Wheezing is a common complaint and results from airflow limitation due to any cause. The symptom of wheezing is not diagnostic of asthma; other causes include vocal chord dysfunction, bronchiolitis and chronic obstructive pulmonary disease (COPD). Conversely, wheeze may be absent in the early stages of asthma.
The most common type of chest pain reported in respiratory disease is a localized sharp pain, often termed pleuritic. It is made worse by deep breathing or coughing and the patient can usually localize it. Localized anterior chest pain with tenderness of a costochondral junction is caused by costochondritis. Shoulder tip pain suggests irritation of the diaphragmatic pleura, while central chest pain radiating to the neck and arms is likely to be cardiac. Retrosternal soreness is associated with tracheitis, while malignant invasion of the chest wall causes a constant, severe, dull pain.
Dyspnoea is a sense of awareness of increased respiratory effort that is unpleasant and that is recognized by the patient as being inappropriate. Patients often complain of tightness in the chest; this must be differentiated from angina.

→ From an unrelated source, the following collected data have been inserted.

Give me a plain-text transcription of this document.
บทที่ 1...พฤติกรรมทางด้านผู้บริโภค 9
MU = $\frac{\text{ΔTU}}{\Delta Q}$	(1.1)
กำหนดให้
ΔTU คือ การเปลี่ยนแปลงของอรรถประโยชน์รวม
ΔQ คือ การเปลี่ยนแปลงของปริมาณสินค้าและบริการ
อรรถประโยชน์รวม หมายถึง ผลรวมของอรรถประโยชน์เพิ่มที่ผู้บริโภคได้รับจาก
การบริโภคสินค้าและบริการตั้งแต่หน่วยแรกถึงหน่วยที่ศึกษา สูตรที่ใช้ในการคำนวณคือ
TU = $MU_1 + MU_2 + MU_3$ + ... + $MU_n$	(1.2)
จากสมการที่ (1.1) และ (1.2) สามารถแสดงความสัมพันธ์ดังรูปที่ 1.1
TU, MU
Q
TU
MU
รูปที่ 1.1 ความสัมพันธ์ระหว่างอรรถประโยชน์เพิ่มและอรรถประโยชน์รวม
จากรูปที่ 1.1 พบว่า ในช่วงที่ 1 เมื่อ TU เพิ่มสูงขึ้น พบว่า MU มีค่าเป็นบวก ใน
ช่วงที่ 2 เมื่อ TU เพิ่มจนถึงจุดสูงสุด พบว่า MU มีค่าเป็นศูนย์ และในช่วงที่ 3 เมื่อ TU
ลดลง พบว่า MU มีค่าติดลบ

Breathlessness should be assessed in relation to the
patient’s lifestyle. For example, a moderate degree of breathlessness will be totally disabling if the patient has to climb
many flights of stairs to reach home.
Orthopnoea is breathlessness on lying down. While it is classically linked to heart failure, it is partly due to the weight of the abdominal contents pushing the diaphragm up into the thorax. Such patients may also become breathless on bending over.
Tachypnoea and hyperpnoea are, respectively, an increased rate of breathing and an increased level of ventilation. These may be appropriate responses (e.g. during exercise).
Hyperventilation is inappropriate overbreathing. This may occur at rest or on exertion and results in a lowering of the alveolar and arterial PCO2.
Paroxysmal nocturnal dyspnoea is acute episodes of breathlessness at night, typically due to heart failure.